Se trataba, sobretodo, de dejar fluir aquello que ya llevo dentro de mí: mi autenticidad, mi naturalidad, esa sensibilidad y emoción que identifican mis narrativas como mías, ese tono honesto y sencillo y a la vez poético que me caracteriza, contando no solo la historia de mi entrevistada, de la organización o del destino, sino la mía propia, las cuales procuro siempre —por deseo y convicción, más que por deber— entrelazar unas con otras, buscando en ello mi propósito y el verdadero tesoro: la conexión con las personas. Y fue esa conexión la que logré con Rebeca, mientras mantuvimos aquella conversación llena de propósito e identidad, esa misma que ambas buscamos construir en nuestra gente. Son estas, en definitiva, las conversaciones valoro y espero mantener a lo largo de esta carrera.

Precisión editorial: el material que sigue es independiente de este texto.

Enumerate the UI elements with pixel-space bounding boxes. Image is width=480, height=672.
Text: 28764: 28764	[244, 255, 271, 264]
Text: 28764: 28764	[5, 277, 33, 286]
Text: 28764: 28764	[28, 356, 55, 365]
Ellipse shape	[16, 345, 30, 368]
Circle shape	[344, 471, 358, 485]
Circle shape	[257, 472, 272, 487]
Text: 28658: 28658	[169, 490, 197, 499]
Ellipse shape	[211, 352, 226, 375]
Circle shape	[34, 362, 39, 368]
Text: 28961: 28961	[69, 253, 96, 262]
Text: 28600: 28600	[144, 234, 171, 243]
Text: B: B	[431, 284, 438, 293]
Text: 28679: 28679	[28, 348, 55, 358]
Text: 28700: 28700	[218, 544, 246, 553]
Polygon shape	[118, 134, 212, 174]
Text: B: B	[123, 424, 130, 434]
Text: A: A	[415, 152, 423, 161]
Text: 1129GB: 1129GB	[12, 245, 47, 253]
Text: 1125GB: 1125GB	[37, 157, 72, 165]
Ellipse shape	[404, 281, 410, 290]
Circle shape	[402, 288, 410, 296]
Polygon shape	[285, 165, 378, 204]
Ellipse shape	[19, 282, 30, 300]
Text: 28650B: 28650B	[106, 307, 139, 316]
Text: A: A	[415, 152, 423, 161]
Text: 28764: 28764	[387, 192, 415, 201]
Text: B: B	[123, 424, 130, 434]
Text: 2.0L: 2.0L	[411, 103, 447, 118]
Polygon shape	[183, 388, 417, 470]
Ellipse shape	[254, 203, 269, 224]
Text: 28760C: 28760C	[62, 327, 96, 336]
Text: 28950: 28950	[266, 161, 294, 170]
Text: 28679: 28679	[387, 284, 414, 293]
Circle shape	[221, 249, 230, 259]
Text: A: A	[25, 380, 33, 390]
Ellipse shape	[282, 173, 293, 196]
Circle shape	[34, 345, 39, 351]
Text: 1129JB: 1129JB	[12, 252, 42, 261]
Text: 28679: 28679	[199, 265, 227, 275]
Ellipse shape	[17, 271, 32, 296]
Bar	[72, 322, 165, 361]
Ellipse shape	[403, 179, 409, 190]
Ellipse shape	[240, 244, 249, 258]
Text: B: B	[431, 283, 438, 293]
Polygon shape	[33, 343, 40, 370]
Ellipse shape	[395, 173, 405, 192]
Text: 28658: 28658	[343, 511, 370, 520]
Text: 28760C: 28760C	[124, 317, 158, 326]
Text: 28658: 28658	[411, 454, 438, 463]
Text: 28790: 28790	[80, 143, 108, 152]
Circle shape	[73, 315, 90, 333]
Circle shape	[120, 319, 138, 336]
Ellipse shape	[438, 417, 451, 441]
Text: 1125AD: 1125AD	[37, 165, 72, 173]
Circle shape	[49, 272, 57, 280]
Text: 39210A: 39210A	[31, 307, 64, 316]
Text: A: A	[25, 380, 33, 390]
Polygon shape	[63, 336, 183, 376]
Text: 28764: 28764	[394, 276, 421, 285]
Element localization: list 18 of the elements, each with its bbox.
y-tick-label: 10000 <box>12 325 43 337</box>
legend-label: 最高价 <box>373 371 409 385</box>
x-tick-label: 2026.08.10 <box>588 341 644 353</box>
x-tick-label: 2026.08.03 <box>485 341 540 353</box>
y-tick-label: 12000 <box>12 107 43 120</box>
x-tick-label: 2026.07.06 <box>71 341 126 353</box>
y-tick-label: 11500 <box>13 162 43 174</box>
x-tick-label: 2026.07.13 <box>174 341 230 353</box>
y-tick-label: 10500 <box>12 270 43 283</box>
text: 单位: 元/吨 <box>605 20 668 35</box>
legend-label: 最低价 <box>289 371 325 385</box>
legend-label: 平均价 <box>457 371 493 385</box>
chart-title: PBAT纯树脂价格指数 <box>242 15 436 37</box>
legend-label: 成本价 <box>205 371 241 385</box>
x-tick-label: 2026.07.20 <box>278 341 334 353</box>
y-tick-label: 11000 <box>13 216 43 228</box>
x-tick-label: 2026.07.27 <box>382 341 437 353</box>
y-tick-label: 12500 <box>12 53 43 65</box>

Descubrí, por otra parte, que la investigación, sobre el lugar, la organización, las personas, me traen un disfrute que antes no reconocía —o tal vez no me había permitido experimentar—, porque en ella me encontré descubriendo muchas historias, esas que considero como pilares de toda comunicación; encontré historias apasionantes, otras decepcionantes, pero todas con significado y propósito.


Felicitaciones!!! Un artículo que inspira orgullo de ser valenciana ♥️
Ser Valenciana es un orgullo💜 y más cuando otra Valenciana logra escribir estos textos que te remueven el alma.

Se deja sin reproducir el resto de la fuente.